The law of averages finally caught up to the Red Sox and Angels today, as the Halos celebrated in front of the Fenway Faithful after completing the sweep.
It's hard for me to be too angry about this, it really is. For one thing, Boston has been crushing Angel dreams since 1986, for Pete's sake. For another, with the exception of the final three innings of this game, the Red Sox never really seemed like they were in this series.
Yes, we knew their backs had been against the wall before. They'd looked dismal before, and come back.
Per Joy of Sox:
With only one run and eight hits in Games 1 and 2, the Red Sox have never -- in 151 post-season games dating back to the 1903 World Series -- been limited to just one run or as few as eight combined hits over two consecutive games.

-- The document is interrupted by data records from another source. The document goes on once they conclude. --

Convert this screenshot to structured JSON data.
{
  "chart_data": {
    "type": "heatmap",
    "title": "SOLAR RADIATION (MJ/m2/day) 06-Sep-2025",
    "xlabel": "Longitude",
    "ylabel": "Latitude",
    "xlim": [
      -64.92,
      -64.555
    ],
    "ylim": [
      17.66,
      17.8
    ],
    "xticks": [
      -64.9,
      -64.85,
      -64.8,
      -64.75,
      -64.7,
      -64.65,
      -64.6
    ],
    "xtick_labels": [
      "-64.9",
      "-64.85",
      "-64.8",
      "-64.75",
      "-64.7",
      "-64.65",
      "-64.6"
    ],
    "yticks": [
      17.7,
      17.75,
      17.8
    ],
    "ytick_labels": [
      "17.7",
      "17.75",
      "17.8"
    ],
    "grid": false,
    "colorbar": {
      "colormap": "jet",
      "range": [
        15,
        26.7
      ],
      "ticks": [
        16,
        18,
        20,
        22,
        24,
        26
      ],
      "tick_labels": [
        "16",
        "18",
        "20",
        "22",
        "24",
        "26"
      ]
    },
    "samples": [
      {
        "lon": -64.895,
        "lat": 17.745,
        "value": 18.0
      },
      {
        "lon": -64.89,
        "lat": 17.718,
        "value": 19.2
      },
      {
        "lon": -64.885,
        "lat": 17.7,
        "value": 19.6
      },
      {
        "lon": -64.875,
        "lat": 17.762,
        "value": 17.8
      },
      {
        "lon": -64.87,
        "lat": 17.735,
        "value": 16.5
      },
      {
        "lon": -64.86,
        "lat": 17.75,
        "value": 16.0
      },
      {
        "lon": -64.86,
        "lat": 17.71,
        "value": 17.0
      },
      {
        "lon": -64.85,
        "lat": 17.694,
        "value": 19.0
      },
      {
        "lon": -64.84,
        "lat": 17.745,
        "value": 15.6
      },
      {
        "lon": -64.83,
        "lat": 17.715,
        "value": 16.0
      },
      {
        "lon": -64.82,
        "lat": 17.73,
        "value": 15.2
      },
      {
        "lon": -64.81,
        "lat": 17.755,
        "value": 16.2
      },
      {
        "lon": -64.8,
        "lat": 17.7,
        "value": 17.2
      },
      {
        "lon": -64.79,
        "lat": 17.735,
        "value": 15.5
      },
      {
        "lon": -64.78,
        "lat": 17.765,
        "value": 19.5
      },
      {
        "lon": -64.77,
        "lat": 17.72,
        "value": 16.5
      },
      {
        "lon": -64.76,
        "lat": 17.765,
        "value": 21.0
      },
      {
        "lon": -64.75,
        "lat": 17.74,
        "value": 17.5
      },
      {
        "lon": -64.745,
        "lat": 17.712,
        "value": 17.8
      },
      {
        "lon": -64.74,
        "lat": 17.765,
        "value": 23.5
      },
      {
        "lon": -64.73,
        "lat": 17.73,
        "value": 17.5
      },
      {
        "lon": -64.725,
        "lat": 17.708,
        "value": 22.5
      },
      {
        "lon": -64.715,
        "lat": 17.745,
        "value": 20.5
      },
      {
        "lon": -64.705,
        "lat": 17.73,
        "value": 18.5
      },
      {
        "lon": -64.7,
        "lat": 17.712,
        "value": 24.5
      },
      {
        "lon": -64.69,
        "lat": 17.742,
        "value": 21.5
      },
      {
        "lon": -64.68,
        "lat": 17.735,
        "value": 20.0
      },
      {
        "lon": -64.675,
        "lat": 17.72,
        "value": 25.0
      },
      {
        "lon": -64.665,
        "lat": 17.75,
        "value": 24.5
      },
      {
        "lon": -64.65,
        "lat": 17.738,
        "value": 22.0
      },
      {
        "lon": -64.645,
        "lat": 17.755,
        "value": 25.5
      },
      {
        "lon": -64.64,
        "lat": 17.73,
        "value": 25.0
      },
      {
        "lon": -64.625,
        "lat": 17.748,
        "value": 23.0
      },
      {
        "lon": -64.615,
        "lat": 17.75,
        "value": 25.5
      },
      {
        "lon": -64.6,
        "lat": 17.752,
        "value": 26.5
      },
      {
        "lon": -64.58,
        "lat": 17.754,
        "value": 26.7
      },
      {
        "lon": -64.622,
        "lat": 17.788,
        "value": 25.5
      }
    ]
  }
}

The Red Sox are hitting .131 (8-for-61) in this LDS and are in danger of setting a new record for the lowest batting average by an LDS team (.141, 1998 Rangers vs Yankees).

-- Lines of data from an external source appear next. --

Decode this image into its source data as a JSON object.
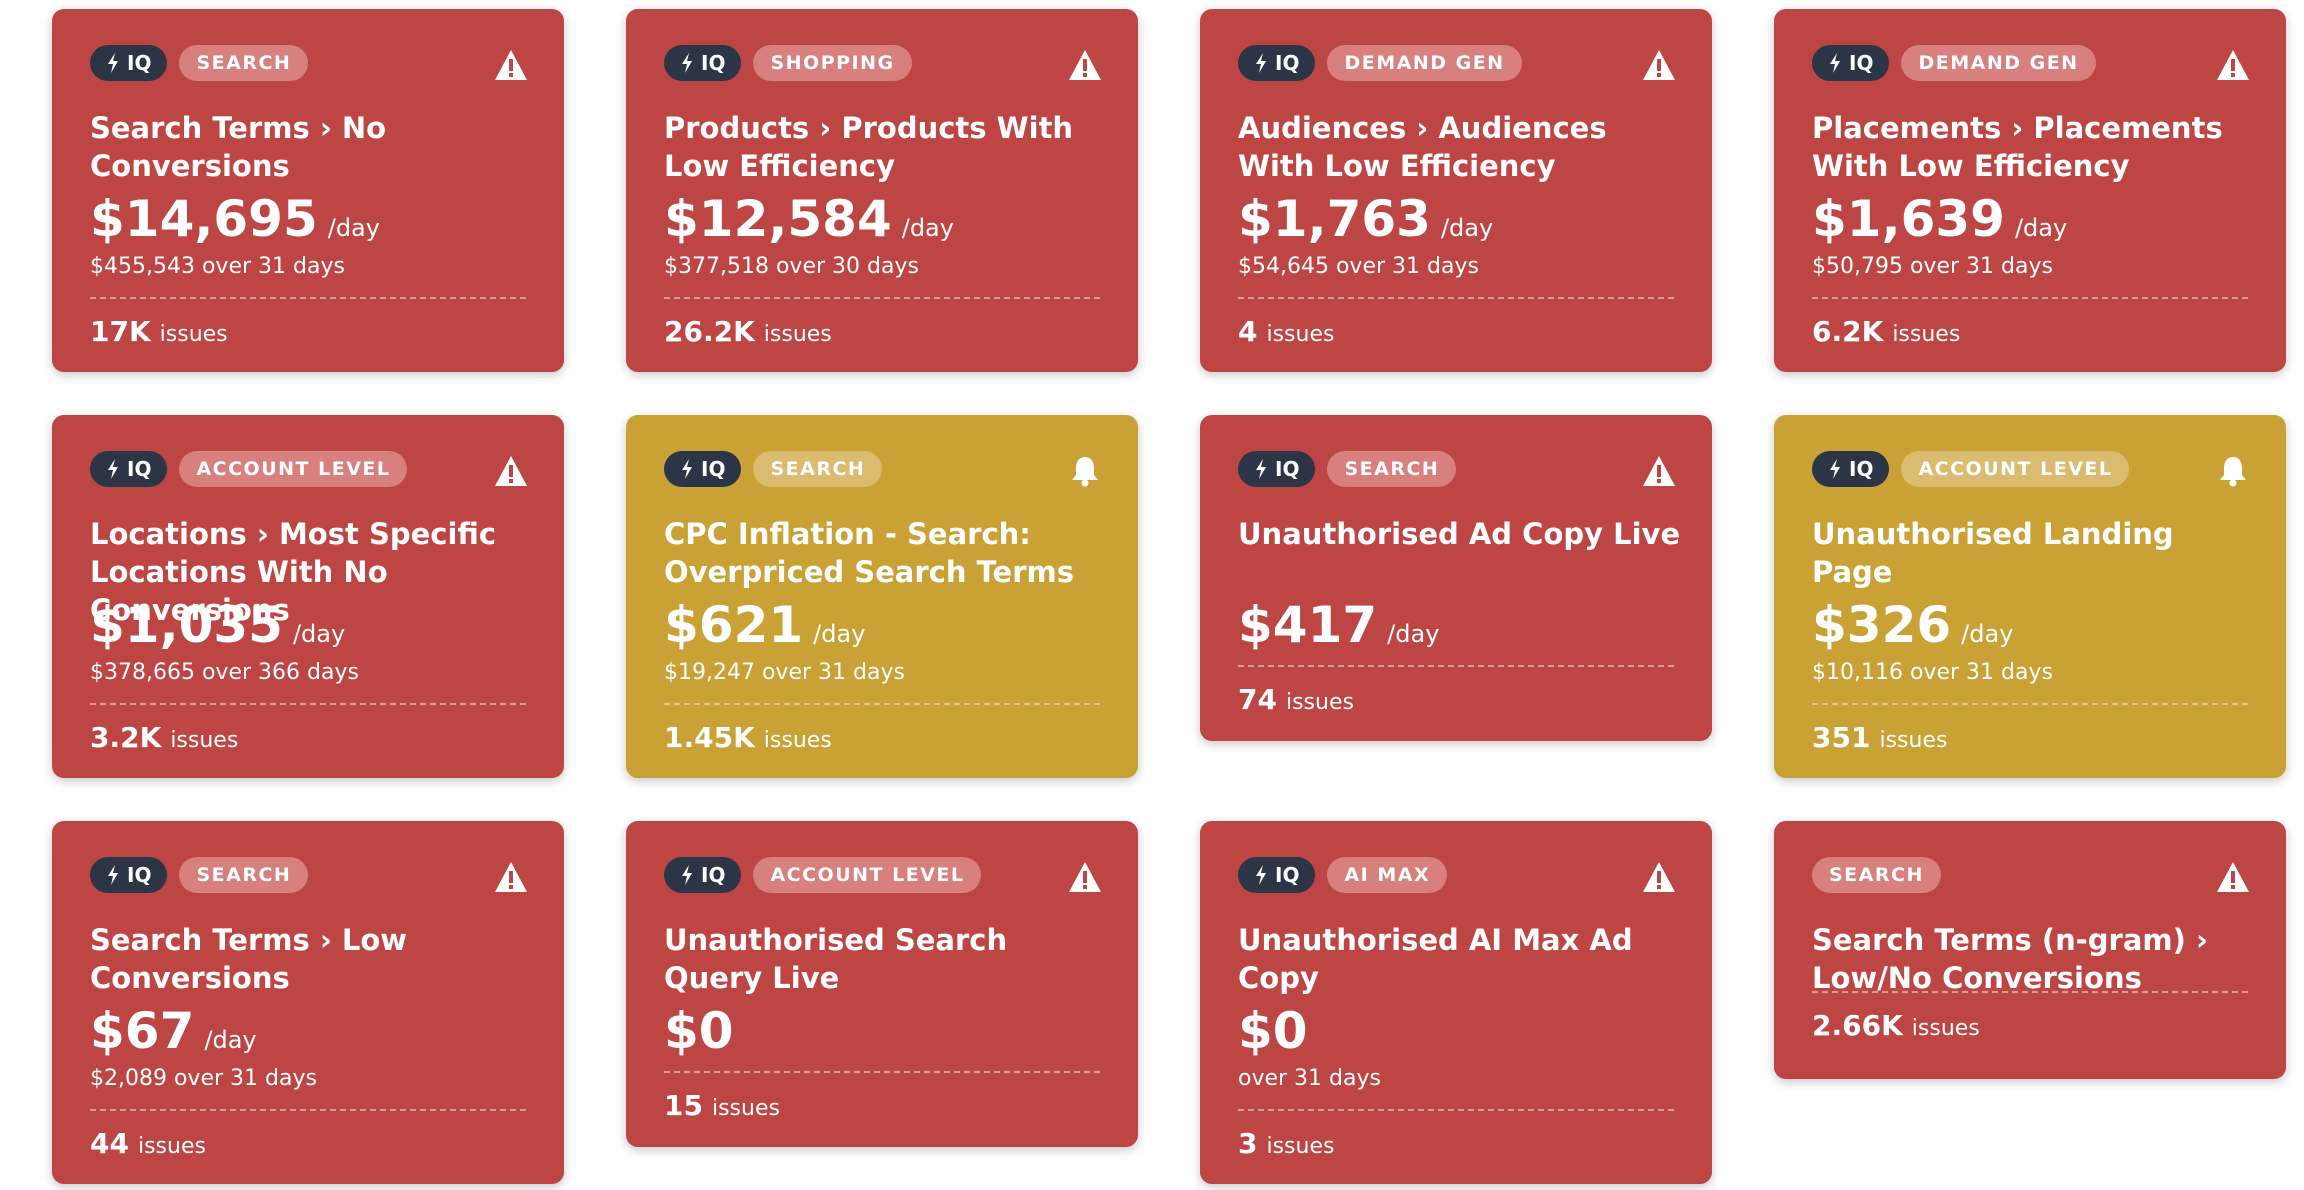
{
  "brand_badge": "IQ",
  "colors": {
    "critical": "#bd4543",
    "warning": "#c9a135",
    "iq_badge": "#2b3545"
  },
  "cards": [
    {
      "iq": true,
      "category": "SEARCH",
      "status": "warning-triangle-icon",
      "title": "Search Terms › No Conversions",
      "amount": "$14,695",
      "per_day": "/day",
      "subtotal": "$455,543 over 31 days",
      "issues_count": "17K",
      "issues_label": "issues"
    },
    {
      "iq": true,
      "category": "SHOPPING",
      "status": "warning-triangle-icon",
      "title": "Products › Products With Low Efficiency",
      "amount": "$12,584",
      "per_day": "/day",
      "subtotal": "$377,518 over 30 days",
      "issues_count": "26.2K",
      "issues_label": "issues"
    },
    {
      "iq": true,
      "category": "DEMAND GEN",
      "status": "warning-triangle-icon",
      "title": "Audiences › Audiences With Low Efficiency",
      "amount": "$1,763",
      "per_day": "/day",
      "subtotal": "$54,645 over 31 days",
      "issues_count": "4",
      "issues_label": "issues"
    },
    {
      "iq": true,
      "category": "DEMAND GEN",
      "status": "warning-triangle-icon",
      "title": "Placements › Placements With Low Efficiency",
      "amount": "$1,639",
      "per_day": "/day",
      "subtotal": "$50,795 over 31 days",
      "issues_count": "6.2K",
      "issues_label": "issues"
    },
    {
      "iq": true,
      "category": "ACCOUNT LEVEL",
      "status": "warning-triangle-icon",
      "title": "Locations › Most Specific Locations With No Conversions",
      "amount": "$1,035",
      "per_day": "/day",
      "subtotal": "$378,665 over 366 days",
      "issues_count": "3.2K",
      "issues_label": "issues"
    },
    {
      "iq": true,
      "category": "SEARCH",
      "status": "bell-icon",
      "title": "CPC Inflation - Search: Overpriced Search Terms",
      "amount": "$621",
      "per_day": "/day",
      "subtotal": "$19,247 over 31 days",
      "issues_count": "1.45K",
      "issues_label": "issues"
    },
    {
      "iq": true,
      "category": "SEARCH",
      "status": "warning-triangle-icon",
      "title": "Unauthorised Ad Copy Live",
      "amount": "$417",
      "per_day": "/day",
      "subtotal": "",
      "issues_count": "74",
      "issues_label": "issues"
    },
    {
      "iq": true,
      "category": "ACCOUNT LEVEL",
      "status": "bell-icon",
      "title": "Unauthorised Landing Page",
      "amount": "$326",
      "per_day": "/day",
      "subtotal": "$10,116 over 31 days",
      "issues_count": "351",
      "issues_label": "issues"
    },
    {
      "iq": true,
      "category": "SEARCH",
      "status": "warning-triangle-icon",
      "title": "Search Terms › Low Conversions",
      "amount": "$67",
      "per_day": "/day",
      "subtotal": "$2,089 over 31 days",
      "issues_count": "44",
      "issues_label": "issues"
    },
    {
      "iq": true,
      "category": "ACCOUNT LEVEL",
      "status": "warning-triangle-icon",
      "title": "Unauthorised Search Query Live",
      "amount": "$0",
      "per_day": "",
      "subtotal": "",
      "issues_count": "15",
      "issues_label": "issues"
    },
    {
      "iq": true,
      "category": "AI MAX",
      "status": "warning-triangle-icon",
      "title": "Unauthorised AI Max Ad Copy",
      "amount": "$0",
      "per_day": "",
      "subtotal": "over 31 days",
      "issues_count": "3",
      "issues_label": "issues"
    },
    {
      "iq": false,
      "category": "SEARCH",
      "status": "warning-triangle-icon",
      "title": "Search Terms (n-gram) › Low/No Conversions",
      "amount": "",
      "per_day": "",
      "subtotal": "",
      "issues_count": "2.66K",
      "issues_label": "issues"
    }
  ]
}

In Boston's last three playoff games (including 2008 ALCS 7), the Red Sox have scored two runs on 11 hits in 27 innings.
None of the flaws the Sox showed in this series was a surprise. For one, they couldn't buy a hit (anyone remember July and August?). For two, Josh Beckett and Jon Lester were not their ideal selves (neither had been consistent throughout the season).
And as we saw today, for three, Jonathan Papelbon hasn't really been himself all year.
It's hard, for me anyway, to get worked up when a series isn't even close, and the problems are not hard luck or controversy but well-understood, longstanding fundamental flaws in a team's makeup. Shades of 2005.
Things that DO get me worked up: booing Jonathan Papelbon. And ESPECIALLY that dude in the front row who first tried to interfere with V-Mart making a catch of a foul popup, and then patted V-Mart on the back like he'd been rooting for him all along.
Our team looked pretty bad today; wish I could at least say that we didn't make it any worse in the stands.